We have some real feasts going here in Ajijic, so no lack of goodies this year.


----------



## Gatos (Aug 16, 2016)

Well we are all truly different sort of people. Around here - turkeys don't seem to be available year round. So when we see them, we buy them. Already had one about a month ago. An 8-9 kg turkey makes one big meal for the two of us and perhaps another 3 lunches. So this holiday season we will keep eating turkey as long as it is available.

I can't believe that I lived nearly 60 years before I ever tried dressing. Same is true of Mexican fried beans. I've always been the kind of person that kept the meat separate from the potatoes separate from the veg on the plate.


----------



## citlali (Mar 4, 2013)

In Chiapas you can get turkey all year round as many people raise them in the backyard..They are tough as nail and best left in the backyard..


----------



## Howler (Apr 22, 2013)

*Turkey + Mole = YUM!!*



citlali said:


> In Chiapas you can get turkey all year round as many people raise them in the backyard..They are tough as nail and best left in the backyard..

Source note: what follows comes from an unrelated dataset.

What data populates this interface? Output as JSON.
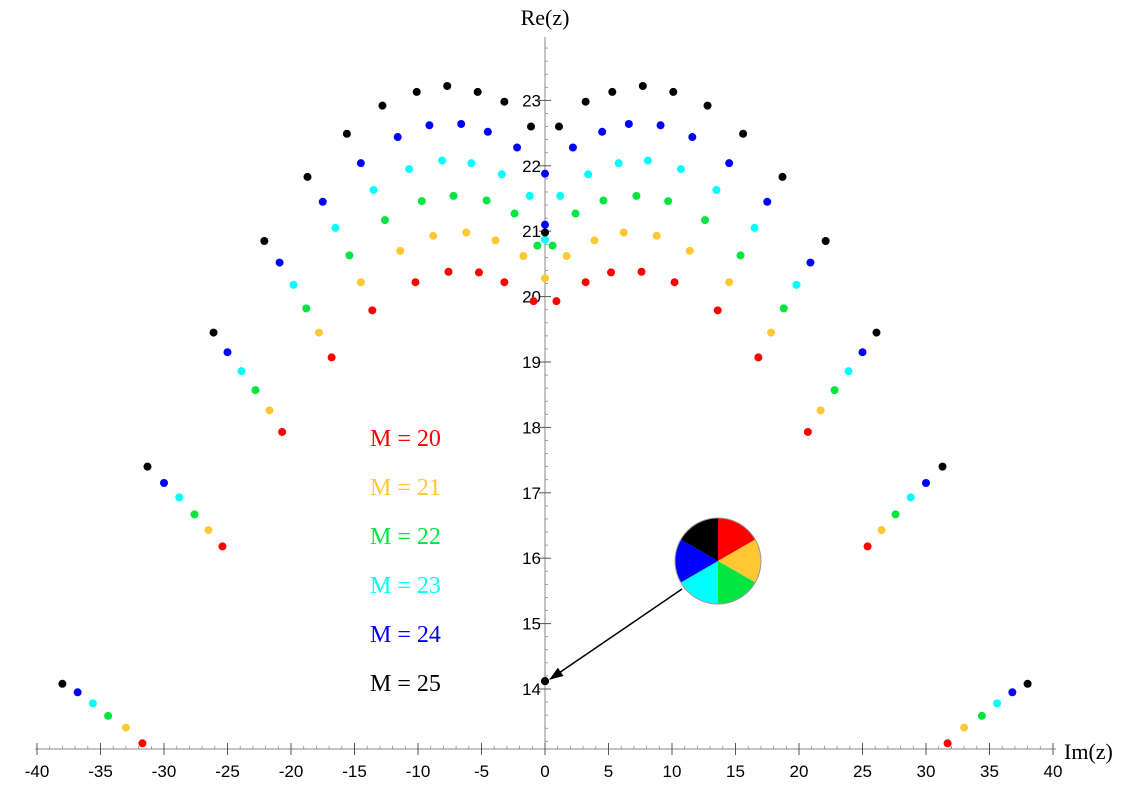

Cover them with some rico mole and it should go down a little better! YUMMM!!


----------



## citlali (Mar 4, 2013)

Howler you cannot imagine how bad those turkeys are until you have tried them . You can break your teeth on them with or without mole. I love mole so the mole is not the problem, The old hens are tough enough...They make wonderful broth but you can also break teeth on them.


----------



## Howler (Apr 22, 2013)

citlali said:


> Howler you cannot imagine how bad those turkeys are until you have tried them . You can break your teeth on them with or without mole. I love mole so the mole is not the problem, The old hens are tough enough...They make wonderful broth but you can also break teeth on them.


OMG!! Thanks for the warning! :laugh:


----------